Live Earth kicks off in Australia

The Live Earth global concert series kicked off today with a Aboriginal Australian group dancing and singing a traditional welcome at the first venue in Sydney.

Tribal leaders with white-painted bodies were the first of more than 150 performers at the eight concert, 24-hour series to raise awareness about climate change.

The performance was immediately followed by a video greeting from former US Vice President Al Gore, whose campaign to force global warming onto the international political agenda inspired the event.

Gore invited the crowd to take Live Earth's seven-point pledge to reduce their personal environmental impact and support policies to reduce greenhouse gas emissions.

"Thank you for being the very first to launch this movement to help solve the climate crisis," Gore said, standing before the Capital building in Washington. "Enjoy the show."

Australian actress Toni Collette, taking a break from Hollywood to pursue a singing career, dedicated a song called 'Cowboy Games' to world political leaders.

Her band, the Finnish, ended their set with a grinding guitar-driven version of the 1970s T-Rex hit 'Children of the Revolution'.

"It's heartwarming to see so many people here today for the cause of going green," said Collette, who was Oscar-nominated for her role in The Sixth Sense. "I take my hat off to you all."

On a cool but sunny midwinter day, the crowd danced and sang along with some songs, and at one point chanted Zero Seven, Zero Seven - a reference to the 07/07/07 date of the shows.

"It's a rowdy rabble of green people out there," former Midnight Oil drummer Rob Hirst said.

The Tokyo concert in Japan kicked off with a high-tech, laser- and light-drenched performance by virtual-reality act Genki Rockets.

Gore got into the spirit, appearing as a hologram to deliver another save the planet message.

"With Live Earth, we hope to connect people through the power of music and engage them with a simple universal message: SOS. Answer the call," Gore said.

Popular Japanese vocalist Ayaka urged the crowd to recognise that global warming was a serious problem for everyone.

"We can start helping by doing something small," she said between songs. "I started to carry my own eco-bag so I don't have to use plastic grocery bags, and use my own chopsticks instead of disposable ones."

Madonna and Metallica in London and the Police and Kanye West in New Jersey are among the top billed of more than 150 acts due to appear in the series of nine concerts.

More modest lineups of mostly local and regional acts are playing in Australia, Japan, China, South Africa, Brazil and Germany.

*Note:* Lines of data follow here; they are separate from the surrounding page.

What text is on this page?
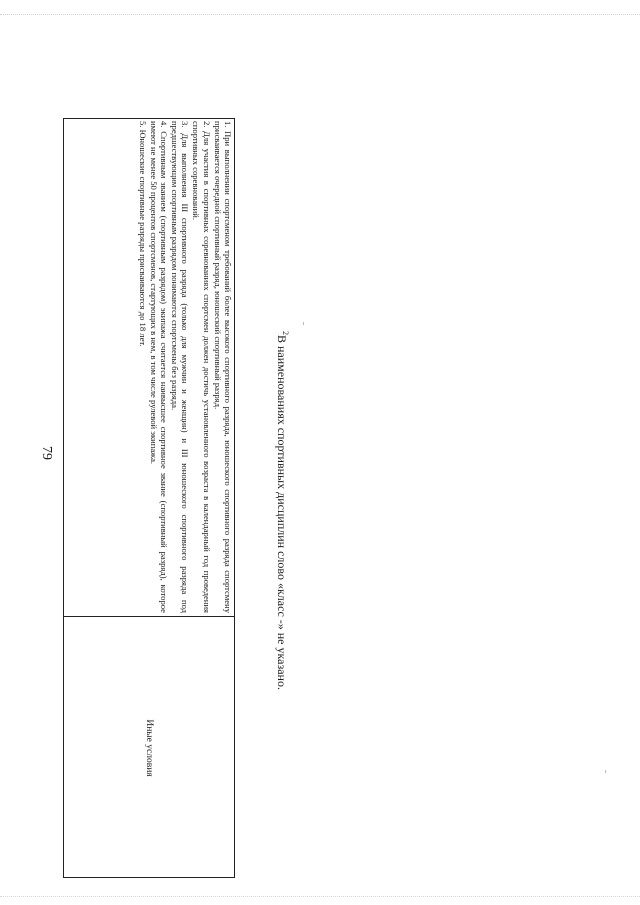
79
Иные условия

1. При выполнении спортсменом требований более высокого спортивного разряда, юношеского спортивного разряда спортсмену присваивается очередной спортивный разряд, юношеский спортивный разряд.

2. Для участия в спортивных соревнованиях спортсмен должен достичь установленного возраста в календарный год проведения спортивных соревнований.

3. Для выполнения III спортивного разряда (только для мужчин и женщин) и III юношеского спортивного разряда под предшествующим спортивным разрядом понимаются спортсмены без разряда.

4. Спортивным званием (спортивным разрядом) экипажа считается наивысшее спортивное звание (спортивный разряд), которое имеют не менее 50 процентов спортсменов, стартующих в нем, в том числе рулевой экипажа.

5. Юношеские спортивные разряды присваиваются до 18 лет.	$^2$В наименованиях спортивных дисциплин слово «класс -» не указано.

Problems and changes to the series continued right down to the last minute, with a ninth concert - in Washington, DC - added yesterday and a court battle continuing in Brazil to decide whether the show there could go ahead as planned.

Critics say Live Earth lacks achievable goals, and that bringing in jet-setting rock stars in fuel-guzzling airliners to plug in amplifier stacks and cranking up the sound may send mixed messages about energy conservation.

Organisers say the concerts will be as green as possible, by using biodiesel for power and recycled products where possible. Proceeds from ticket sales will go toward distributing power-efficient light bulbs and other measures to offset the shows' greenhouse gas emissions, they say.

The series rolls west today, from Sydney to Tokyo, Shanghai, Johannesburg, Hamburg, London, Rio de Janeiro, New Jersey and Washington.

Organisers were predicting live broadcasts on cable television and the internet could reach up to two billion people, including public service announcements giving tips about how to conserve energy.

Retired five-time Australian Olympic champion swimmer Ian Thorpe was among the high-profile supporters of the event, though he told an interviewer today his efforts to help the environment stopped short of becoming a vegetarian.

"I've thought about it," Thorpe said. "But I like steak. I figure that we've got to the top of the food chain ... and I'm going to enjoy my time now that we're there."